The US military's disaster preparedness efforts recently experienced a kind of zombie outbreak. During a hurricane response rehearsal this week at Fort Sam Houston in Texas, the US Army drafted World War Z author Max Brooks to share his thoughts on managing big unfolding crises. And according to an account published by the Army, his lessons apply whether soldiers are confronting a Category 5 hurricane or a civilization-threatening zombie apocalypse.
"We are teaching people what to do when the lights go out," Brooks said of his work, which also includes The Zombie Survival Guide. "If I can get people thinking, even just briefly, what it takes to keep the lights on and what it takes from the people who keep the lights on, then I will have done my job."

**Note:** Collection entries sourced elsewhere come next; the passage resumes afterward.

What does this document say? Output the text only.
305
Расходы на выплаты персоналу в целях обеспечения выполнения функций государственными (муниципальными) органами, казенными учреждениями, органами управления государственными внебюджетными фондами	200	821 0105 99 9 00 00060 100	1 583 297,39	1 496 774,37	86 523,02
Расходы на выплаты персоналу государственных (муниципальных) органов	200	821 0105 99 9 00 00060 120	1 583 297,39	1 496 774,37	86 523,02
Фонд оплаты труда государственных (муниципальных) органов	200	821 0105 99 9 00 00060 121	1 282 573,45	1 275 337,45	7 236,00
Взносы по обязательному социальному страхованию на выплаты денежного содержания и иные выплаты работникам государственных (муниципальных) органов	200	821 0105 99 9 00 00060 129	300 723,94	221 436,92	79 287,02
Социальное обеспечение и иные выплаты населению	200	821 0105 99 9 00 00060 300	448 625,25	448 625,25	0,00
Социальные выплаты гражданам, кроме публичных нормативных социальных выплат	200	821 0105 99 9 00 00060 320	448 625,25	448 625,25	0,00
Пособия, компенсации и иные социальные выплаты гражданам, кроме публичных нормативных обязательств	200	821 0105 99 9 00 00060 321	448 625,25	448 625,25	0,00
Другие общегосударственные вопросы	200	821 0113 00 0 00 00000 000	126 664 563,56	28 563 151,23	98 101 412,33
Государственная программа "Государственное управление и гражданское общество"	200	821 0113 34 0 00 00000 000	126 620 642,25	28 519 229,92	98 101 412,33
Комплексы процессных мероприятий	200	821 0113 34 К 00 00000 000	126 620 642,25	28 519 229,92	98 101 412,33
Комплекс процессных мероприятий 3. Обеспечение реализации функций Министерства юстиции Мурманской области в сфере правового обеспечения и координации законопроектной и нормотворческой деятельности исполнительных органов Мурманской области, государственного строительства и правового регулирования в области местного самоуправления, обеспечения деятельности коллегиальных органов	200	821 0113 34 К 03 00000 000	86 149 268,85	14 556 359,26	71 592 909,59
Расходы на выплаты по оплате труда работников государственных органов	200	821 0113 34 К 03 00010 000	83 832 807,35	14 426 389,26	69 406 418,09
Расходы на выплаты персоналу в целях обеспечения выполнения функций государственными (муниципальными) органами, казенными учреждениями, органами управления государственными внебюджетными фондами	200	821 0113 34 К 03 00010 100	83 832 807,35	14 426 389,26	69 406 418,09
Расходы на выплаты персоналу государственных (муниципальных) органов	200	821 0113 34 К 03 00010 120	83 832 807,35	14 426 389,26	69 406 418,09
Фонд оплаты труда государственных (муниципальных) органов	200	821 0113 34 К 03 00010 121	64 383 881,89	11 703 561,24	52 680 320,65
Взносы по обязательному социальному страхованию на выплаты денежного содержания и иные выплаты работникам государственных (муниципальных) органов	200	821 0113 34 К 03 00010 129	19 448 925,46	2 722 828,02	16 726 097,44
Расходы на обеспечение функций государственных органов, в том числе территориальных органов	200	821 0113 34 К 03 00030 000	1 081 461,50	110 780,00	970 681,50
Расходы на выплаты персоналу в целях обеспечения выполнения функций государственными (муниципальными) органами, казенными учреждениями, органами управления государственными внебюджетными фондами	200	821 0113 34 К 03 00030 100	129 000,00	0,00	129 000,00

Speculative fiction is the new military intelligence
Wired notes that Brooks has a huge fan base in the military, thanks to his focus on the tactical challenges presented by the walking dead. (He also takes a dim view of Army leadership, to the apparent delight of the rank and file.) Like a good Boy Scout, Brooks' work focuses on getting potential disaster victims to prepare for trouble far in advance. As he puts it in The Zombie Survival Guide, "If you believe you can accomplish everything by 'cramming' at the eleventh hour, by all means, don't lift a finger now. But you may think twice about beginning to build your ark once it has already started raining." Not bad advice for participants in a military exercised designed to plan the response to simultaneous storms making landfall in Mississippi and Virginia.
Still, there is little in Brooks' background to suggest he would some day be advising the military in matters of civil defense. Prior to his emergence as a thought leader in zombie defense tactics, Brooks — the son of comedy legend Mel Brooks — was perhaps best known for his Emmy-winning work on Saturday Night Live. Inviting him to discuss the undead with military leaders feels akin to asking novelist Orson Scott Card to consult on alien-defense strategy.
Not the first time Brooks has talked zombie tactics with troops
But this wasn't even the first time military officials have asked Brooks to share his thoughts on preparedness — he has twice addressed the Naval War College on the same subject, he told the troops. And he praised the Centers for Disease Control for its mock-serious zombie-defense campaign, which he lauded as a clever way to encourage disaster preparedness.
For the first time, you have young people being interested in being prepared, being 'tricked into' taking care of themselves, really, because even if the zombie apocalypse does not happen, they will be ready for the next hurricane or next disaster," Brooks said. Zombies, it seems, can take a boring old subject like disaster preparedness and make it infectious.